CLICK HERE FOR BLOGGER TEMPLATES AND MYSPACE LAYOUTS »

Pyzam Glitter Text Maker



Minggu, Mei 24, 2009

UPAYA MENGATASI SULITNYA MENGHAFAL RARABAN

Oleh: Obin Taryana dan Denny Setiawan

Salah satu operator aritmatika yang sering dianggap sulit, seperti yang telah disampaikan sebelumnya, adalah perkalian. Sejak dulu, sebelum perkalian bisa dijelaskan secara logika kepada peserta didik (misalnya 3 x 4 itu berarti empat-nya ada tiga yaitu empat ditambah empat ditambah empat atau sebaliknya), maka perkalian 1 x 1 hingga 10 x 10 atau sering disebut dengan “raraban” di daerah Jawa Barat, diputuskan untuk dihafal saja oleh para peserta didik. Bagi banyak anak, tugas ini memang tidak mudah. Mereka dari waktu ke waktu terus menghafalkannya karena akan dipresentasikan di depan kelas disaksikan teman-temannya dan bila lupa sang guru sudah siap untuk memberikan hukumannya. Ya itu jaman dulu. SD Bina Talenta pernah membuat beberapa terobosan agar perkalian ini tidak menjadi beban yang berlebihan bagi siswa tapi tetap bisa dikuasainya dengan baik. Upaya yang telah dilakukan antara lain misalnya dengan cara memanfaatkan jari-jari tangan sendiri atau dengan menyajikan raraban lewat lagu-lagu. Jadi, ada lagu perkalian 1, lagu perkalian 2 dan seterusnya. Ternyata upaya ini sangat terbatas dan sulit dikembangkan apalagi untuk perkalian dua digit dengan dua digit atau bahkan lebih
dari itu. Setelah melakukan penelusuran termasuk menggali berbagai sumber, alhamdulillah akhirnya tim ilmiah SD Bina Talenta yang dikoordinir oleh Pa Denny Setiawan, menemukan cara lain yang lebih mudah dan sekaligus cara ini diharapkan dapat menghindarkan siswa dari “harus menghafal raraban”. Memang tidak mungkin kita bisa menguasai aritmatika tanpa memahami perkalian,
pembagian, penambahan dan pengurangan.
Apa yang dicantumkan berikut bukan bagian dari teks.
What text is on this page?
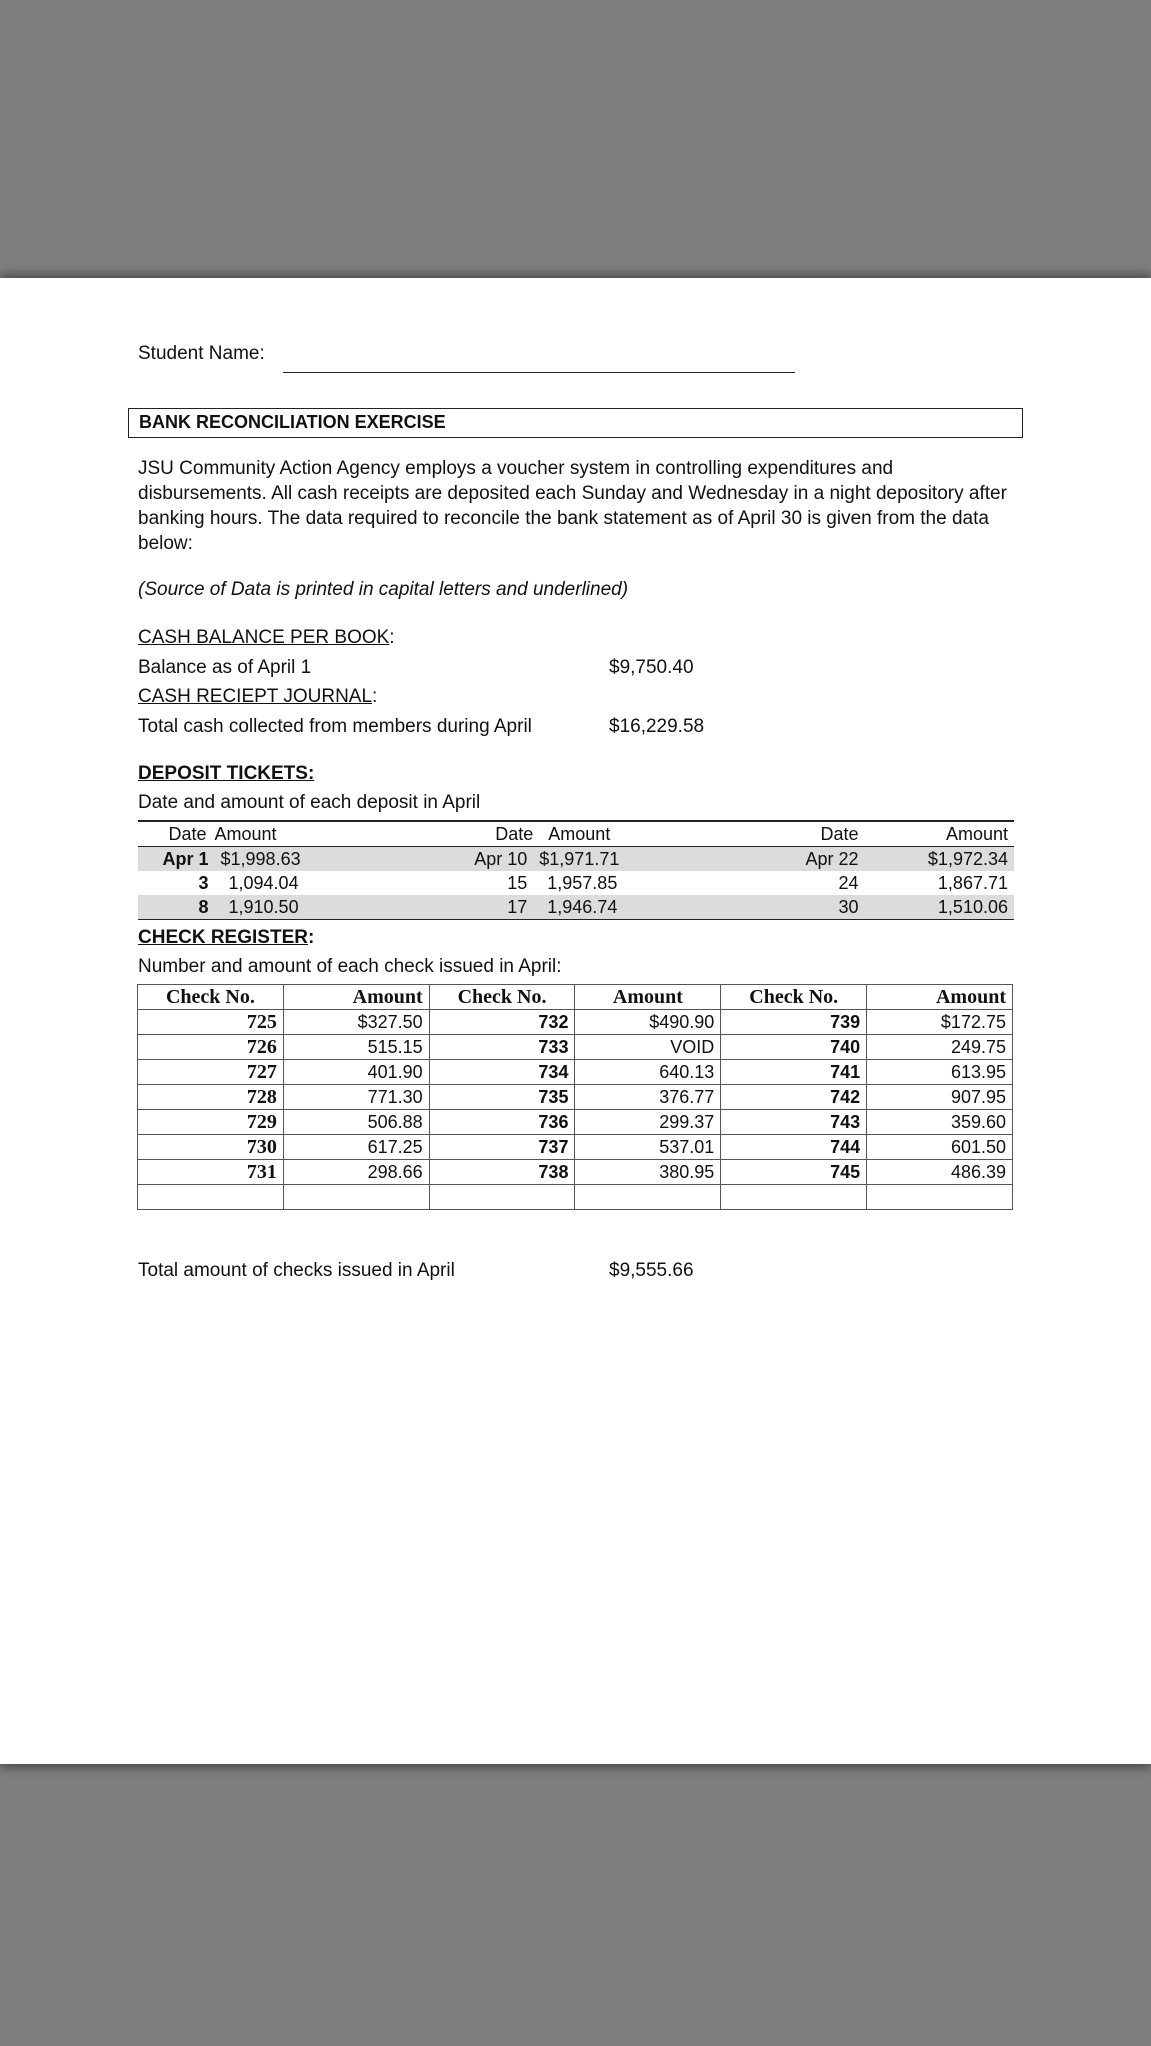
Student Name:
BANK RECONCILIATION EXERCISE
JSU Community Action Agency employs a voucher system in controlling expenditures and disbursements. All cash receipts are deposited each Sunday and Wednesday in a night depository after banking hours. The data required to reconcile the bank statement as of April 30 is given from the data below:
(Source of Data is printed in capital letters and underlined)
CASH BALANCE PER BOOK:
Balance as of April 1	$9,750.40
CASH RECIEPT JOURNAL:
Total cash collected from members during April	$16,229.58
DEPOSIT TICKETS:
Date and amount of each deposit in April
Date	Amount	Date	Amount		Date	Amount
Apr 1	$1,998.63	Apr 10	$1,971.71		Apr 22	$1,972.34
3	1,094.04	15	1,957.85		24	1,867.71
8	1,910.50	17	1,946.74		30	1,510.06
CHECK REGISTER:
Number and amount of each check issued in April:
Check No.	Amount	Check No.	Amount	Check No.	Amount
725	$327.50	732	$490.90	739	$172.75
726	515.15	733	VOID	740	249.75
727	401.90	734	640.13	741	613.95
728	771.30	735	376.77	742	907.95
729	506.88	736	299.37	743	359.60
730	617.25	737	537.01	744	601.50
731	298.66	738	380.95	745	486.39

Total amount of checks issued in April	$9,555.66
Hal lain yang tidak kalah pentingnya dalam kalkulasi aritmatika adalah bagaimana kita memeriksa ulang, sebuah hasil yang telah dihitung, sesungguhnya memeriksa hasil hitungan, tidak berarti kita harus menghitung ulang soal tersebut.
Mungkin lebih dari 60 - 70 tahun perkalian dua digit di sekolah selalu dilakukan dengan mengalikan ke bawah, dimulai dengan mengalikan angka satuan dari angka pengali, dilanjutkan dengan langkah-langkah yang telah kita ketahui. Ternyata hal tersebut selain tetap harus teliti juga cukup memakan waktu untuk melakukannya. Berdasarkan kemampuan memahami suatu materi, dikenal ada dua macam siswa, yaitu yang mudah mengerti dan yang lambat bisa mengerti. Menurut seorang matematikawan, perbedaan ini bukan disebabkan oleh otak yang ia bawa sejak lahir, tapi disebabkan oleh bagaimana caranya ia menggunakan otak tersebut. Siswa yang mudah mengerti, ia menggunakan strategi yang lebih baik dari siswa yang lainnya. Metoda yang akan disampaikan antara lain menjelaskan bahwa perkalian 2 sesungguhnya adalah melakukan penjumlahan antara angka yang dikalikan dengan angka yang sama, perkalian 4 sesungguhnya adalah perkalian dua yang diulang. Misalnya 3 x 4 adalah 3 x 2 kemudian dikali lagi dengan 2. Tim ilmiah SD Bina Talenta sangat optimistis dengan metoda ini, mudah-mudahan tidak lama lagi, aritmatika menjadi mata ajaran yang disukai oleh semua peserta didik di SD Bina Talenta, amin.